Malheureusement, seules ces deux options sont réalistes : une opération longue et difficile pour arrêter les tirs de roquettes sur Israël, où un cessez-le-feu qui conduira à une nouvelle épreuve violente dans le futur. Les autres options, qui vont de « nous devons les rouer de coup au sol, leur couper l'eau et l'électricité et les laisser mourir de faim » à « nous devons négocier, leur offrir une aide financière et renforcer la position  du président Mahmoud Abbas dans l'Autorité palestinienne » n'ont pas de base pratique et ne sont pas en accord avec les réalités qu'Israël doit prendre en compte face à lui-même (oui, sa morale et son éthique) et face au monde.
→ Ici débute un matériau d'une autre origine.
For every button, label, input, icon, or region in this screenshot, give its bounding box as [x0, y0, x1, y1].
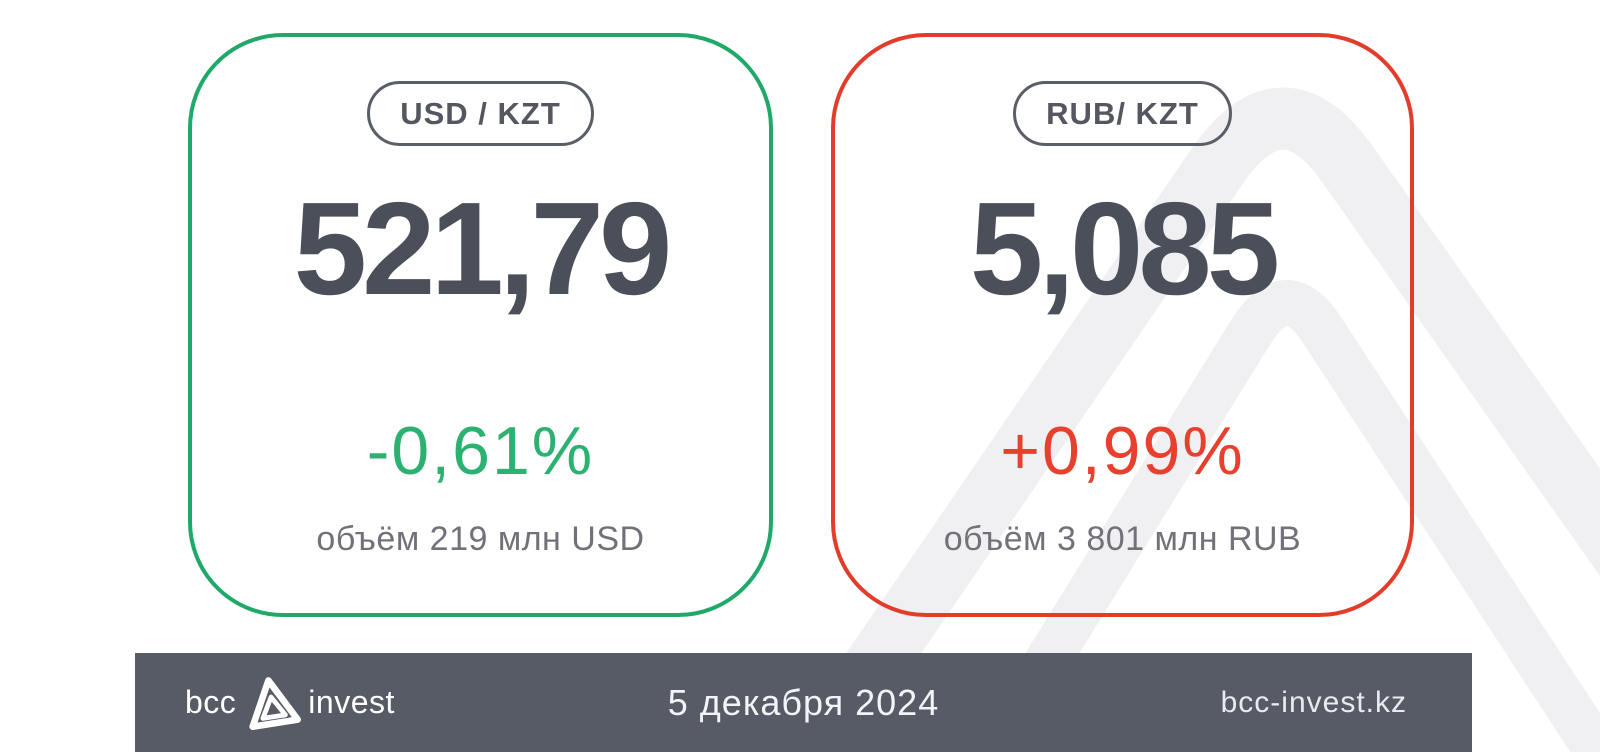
change-percent: -0,61%	[366, 413, 595, 490]
website-label: bcc-invest.kz	[1220, 685, 1407, 719]
usd-kzt-card: USD / KZT 521,79 -0,61% объём 219 млн US…	[188, 33, 773, 617]
exchange-rate-value: 5,085	[969, 175, 1280, 323]
logo-text-bcc: bcc	[185, 684, 237, 720]
logo-text-invest: invest	[308, 684, 395, 720]
change-percent: +0,99%	[1000, 413, 1245, 490]
currency-pair-badge: USD / KZT	[367, 81, 594, 147]
bcc-triangle-logo-icon	[249, 676, 302, 730]
bcc-invest-logo: bcc invest	[185, 673, 395, 733]
exchange-rate-value: 521,79	[293, 175, 673, 323]
date-label: 5 декабря 2024	[667, 681, 940, 723]
volume-label: объём 219 млн USD	[316, 519, 645, 558]
rub-kzt-card: RUB/ KZT 5,085 +0,99% объём 3 801 млн RU…	[831, 33, 1414, 617]
currency-pair-badge: RUB/ KZT	[1013, 81, 1232, 147]
volume-label: объём 3 801 млн RUB	[943, 519, 1302, 558]
footer-bar: bcc invest 5 декабря 2024 bcc-invest.kz	[135, 653, 1472, 752]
Ces suggestions sont vouées à l'échec et elles nous conduiraient à des problèmes mentionnés plus haut, ou elles nous feraient perdre du temps dans des agissements sans valeur. L'aide financière aux Palestiniens est importante, le Hamas l'a mentionnée comme une pré-condition d'un cessez-le-feu, et si Israël doit faciliter cette aide cela ne changera rien à l'animosité du groupe terroriste.
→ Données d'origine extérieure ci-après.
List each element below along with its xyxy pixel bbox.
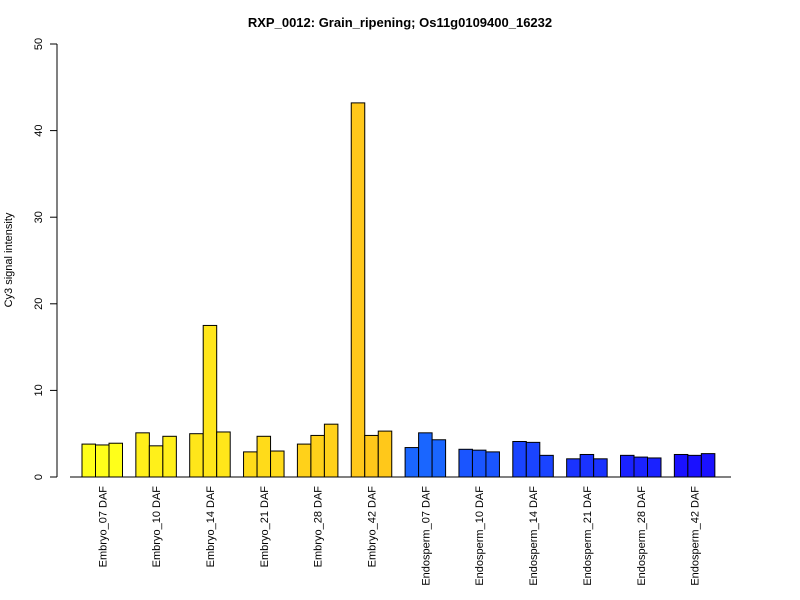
bar — [256, 435, 272, 478]
bar-group — [512, 440, 554, 478]
bar — [81, 443, 96, 478]
bar-group — [350, 102, 393, 478]
y-tick-label: 0 — [33, 474, 45, 480]
bar-group — [566, 453, 608, 478]
bar — [566, 458, 581, 478]
category-label: Endosperm_10 DAF — [474, 486, 486, 586]
category-label: Embryo_07 DAF — [97, 486, 109, 568]
bar — [418, 432, 433, 478]
y-tick-label: 10 — [33, 384, 45, 396]
x-axis-labels: Embryo_07 DAF Embryo_10 DAF Embryo_14 DAF E… — [97, 486, 701, 586]
bar-group — [458, 448, 500, 478]
bar — [431, 439, 447, 478]
y-axis: 0 10 20 30 40 50 — [33, 38, 58, 480]
bar — [364, 434, 379, 478]
bar — [162, 435, 177, 478]
category-label: Embryo_42 DAF — [367, 486, 379, 568]
bar — [471, 449, 487, 478]
bar — [95, 444, 110, 478]
y-tick-label: 30 — [33, 211, 45, 223]
category-label: Endosperm_07 DAF — [420, 486, 432, 586]
bar — [647, 457, 662, 478]
bar-group — [81, 442, 123, 478]
category-label: Embryo_28 DAF — [313, 486, 325, 568]
bar — [593, 458, 608, 478]
bar — [270, 450, 285, 478]
bar-group — [296, 423, 339, 478]
bar — [458, 448, 473, 478]
bar — [687, 454, 702, 478]
category-label: Endosperm_21 DAF — [582, 486, 594, 586]
bar — [525, 441, 541, 478]
bar-group — [189, 324, 231, 478]
bar — [512, 440, 527, 478]
bar — [148, 445, 164, 478]
bars — [70, 102, 731, 478]
bar — [485, 451, 500, 478]
bar-group — [243, 435, 285, 478]
bar — [350, 102, 366, 478]
bar — [310, 434, 325, 478]
bar — [377, 430, 393, 478]
bar — [579, 453, 595, 478]
bar-group — [620, 454, 662, 478]
category-label: Endosperm_42 DAF — [690, 486, 702, 586]
bar — [243, 451, 258, 478]
category-label: Embryo_21 DAF — [259, 486, 271, 568]
category-label: Endosperm_14 DAF — [528, 486, 540, 586]
bar-group — [673, 453, 716, 478]
y-tick-label: 40 — [33, 124, 45, 136]
bar — [323, 423, 339, 478]
bar — [296, 443, 312, 478]
y-axis-label: Cy3 signal intensity — [3, 212, 15, 307]
bar — [673, 453, 689, 478]
y-tick-label: 50 — [33, 38, 45, 50]
bar-group — [404, 432, 447, 478]
bar — [620, 454, 635, 478]
chart-title: RXP_0012: Grain_ripening; Os11g0109400_1… — [248, 15, 552, 30]
bar — [202, 324, 218, 478]
category-label: Endosperm_28 DAF — [636, 486, 648, 586]
bar — [633, 456, 648, 478]
bar — [108, 442, 123, 478]
y-tick-label: 20 — [33, 298, 45, 310]
bar — [189, 433, 204, 478]
bar — [216, 431, 231, 478]
category-label: Embryo_10 DAF — [151, 486, 163, 568]
bar-group — [135, 432, 177, 478]
bar — [135, 432, 150, 478]
bar — [404, 447, 420, 478]
bar — [539, 454, 554, 478]
category-label: Embryo_14 DAF — [205, 486, 217, 568]
bar — [700, 453, 716, 478]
Vous devez vous demander quelle est ma position, mais comme je l'ai déjà expliqué, mon opinion personnelle n'est pas importante. Les faits, et leur analyse correcte le sont beaucoup plus dans la mesure où ils permettent à chaque lecteur de tirer ses propres conclusions, de saisir la complexité du problème et les difficultés qui sous-tendent la future décision.

Les responsables israéliens méritent de la reconnaissance pour la prudence de leur action jusqu'à aujourd'hui, et nous espérons qu'il en sera de même à l'avenir. Mais nous devons être bien conscients que les problèmes qu'ils ont à traiter n'ont pas de solution facile. Il est parfois bienvenu de prendre en compte des données supplémentaires avant d'adopter des décisions sérieuses; et le sujet à traiter aujourd'hui mérite d'y réfléchir à deux fois.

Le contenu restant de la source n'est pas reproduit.